When I’m facilitating a training, I frequently provide examples of whatever it is that I’m talking about. So if I’m talking about microaggressions based on race, I may provide some examples that I’ve overheard or witnessed (Where are you really from?) Another example that I’ve used to talk about privilege is the relative privilege that faculty have over staff at an institution of higher education. I think examples of concepts (in this case, a specific microaggression) highlights the reality of the concepts that I’m training on. It allows people to “see” a real life example and use that to fully understand the concept.
That’s the purpose anyway.
Most of the time it goes to plan with some quick conversation on the validity of the example. Sometimes the dialogue goes completely off the rails because people apply their critical lens to the example instead of using the example to critically consider how their experiences or thinking may be limited and then to learn using the example. Those are the times that I want to discuss for a brief moment.
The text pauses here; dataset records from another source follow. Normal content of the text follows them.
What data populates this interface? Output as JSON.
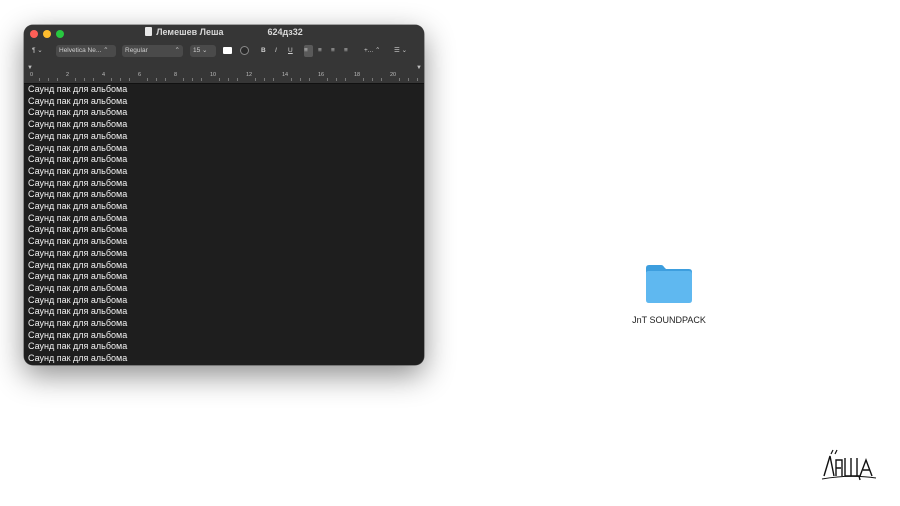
{
  "window": {
    "document_title": "Лемешев Леша",
    "secondary_title": "624дз32",
    "toolbar": {
      "paragraph_label": "¶",
      "font_family": "Helvetica Ne...",
      "font_style": "Regular",
      "font_size": "15",
      "bold": "B",
      "italic": "I",
      "underline": "U",
      "spacing": "+...",
      "list": "☰"
    },
    "ruler": {
      "ticks": [
        "0",
        "2",
        "4",
        "6",
        "8",
        "10",
        "12",
        "14",
        "16",
        "18",
        "20"
      ]
    },
    "content_lines": [
      "Саунд пак для альбома",
      "Саунд пак для альбома",
      "Саунд пак для альбома",
      "Саунд пак для альбома",
      "Саунд пак для альбома",
      "Саунд пак для альбома",
      "Саунд пак для альбома",
      "Саунд пак для альбома",
      "Саунд пак для альбома",
      "Саунд пак для альбома",
      "Саунд пак для альбома",
      "Саунд пак для альбома",
      "Саунд пак для альбома",
      "Саунд пак для альбома",
      "Саунд пак для альбома",
      "Саунд пак для альбома",
      "Саунд пак для альбома",
      "Саунд пак для альбома",
      "Саунд пак для альбома",
      "Саунд пак для альбома",
      "Саунд пак для альбома",
      "Саунд пак для альбома",
      "Саунд пак для альбома",
      "Саунд пак для альбома",
      "Саунд пак для альбома"
    ]
  },
  "desktop": {
    "folder": {
      "label": "JnT SOUNDPACK",
      "icon": "folder-icon",
      "color": "#5fb8f0"
    },
    "signature": {
      "text": "Леша",
      "icon": "signature-logo"
    }
  },
  "colors": {
    "close": "#fe5f57",
    "minimize": "#febc2e",
    "maximize": "#28c840",
    "editor_background": "#1e1e1e",
    "toolbar_background": "#363636"
  }
}
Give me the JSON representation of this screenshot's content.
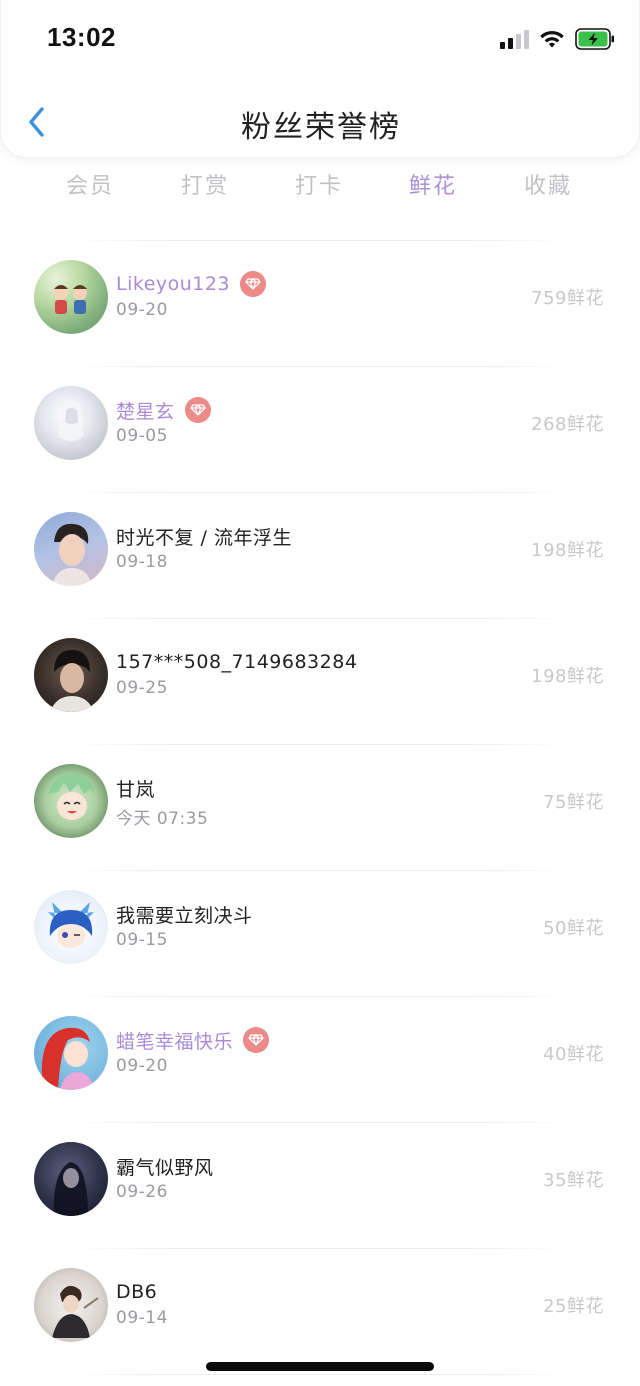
{
  "status_bar": {
    "time": "13:02"
  },
  "header": {
    "title": "粉丝荣誉榜"
  },
  "tabs": [
    {
      "label": "会员",
      "active": false
    },
    {
      "label": "打赏",
      "active": false
    },
    {
      "label": "打卡",
      "active": false
    },
    {
      "label": "鲜花",
      "active": true
    },
    {
      "label": "收藏",
      "active": false
    }
  ],
  "list": [
    {
      "name": "Likeyou123",
      "vip": true,
      "date": "09-20",
      "score": "759鲜花"
    },
    {
      "name": "楚星玄",
      "vip": true,
      "date": "09-05",
      "score": "268鲜花"
    },
    {
      "name": "时光不复 / 流年浮生",
      "vip": false,
      "date": "09-18",
      "score": "198鲜花"
    },
    {
      "name": "157***508_7149683284",
      "vip": false,
      "date": "09-25",
      "score": "198鲜花"
    },
    {
      "name": "甘岚",
      "vip": false,
      "date": "今天 07:35",
      "score": "75鲜花"
    },
    {
      "name": "我需要立刻决斗",
      "vip": false,
      "date": "09-15",
      "score": "50鲜花"
    },
    {
      "name": "蜡笔幸福快乐",
      "vip": true,
      "date": "09-20",
      "score": "40鲜花"
    },
    {
      "name": "霸气似野风",
      "vip": false,
      "date": "09-26",
      "score": "35鲜花"
    },
    {
      "name": "DB6",
      "vip": false,
      "date": "09-14",
      "score": "25鲜花"
    }
  ],
  "colors": {
    "accent": "#b08fd8",
    "vip_name": "#a98bd6",
    "vip_badge": "#ec8a87",
    "inactive_tab": "#c2c2c6",
    "score": "#c8c8cc",
    "back_icon": "#3d8fe0",
    "battery": "#3bc14a"
  },
  "icons": {
    "back": "chevron-left-icon",
    "vip": "diamond-icon",
    "signal": "cellular-signal-icon",
    "wifi": "wifi-icon",
    "battery": "battery-charging-icon"
  }
}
If we are so stuck to what we believe to be true we can never learn anything. That means that hearing an example of a microaggression or privilege and then trying to find ways to dismantle the example is avoiding learning. What it does is misdirect the conversation to finding ways in which the example is somehow flawed. What this means is that we’re applying the same knowledge or lens (which could be inherently flawed or informed through privilege) that we’ve always had to the example instead of understanding how the example can change our perspectives and knowledge.
I’ve seen this play out in conversations where a person telling a story about how they’ve been the target of a microaggression is told that must not be what the other person meant. Which essentially is defending the person who said something ignorant. And while it isn’t necessarily the microaggressors’ fault that they said a microaggression (because privilege usually prevents those with it from understanding what they’ve said is harmful), it is harmful to defend the ignorance of a statement once it’s been defined as inherently ignorant.
Or sometimes it’s finding ways that one small piece of the conversation may not fit entirely within the conversation. I’ve heard one conversation about faculty relative privilege over staff derailed by bringing up the fact that some staff members’ salaries are higher than some faculty salaries. While this is true for a few cases, overall staff are at a disadvantage and using a small example erases the other issues in the different treatments that staff and faculty receive.
All of this is to say that when we’re in a space designed for us to learn, we need to critically reflect on how we’re engaging with the material. Are we asking questions that poke holes in examples? Or are we using the examples and the dialogue to poke holes in our thinking? Those are important self-reflective questions to consider within the context of social justice education trainings that if we do not answer for ourselves we can end up learning nothing and preventing the learning of others.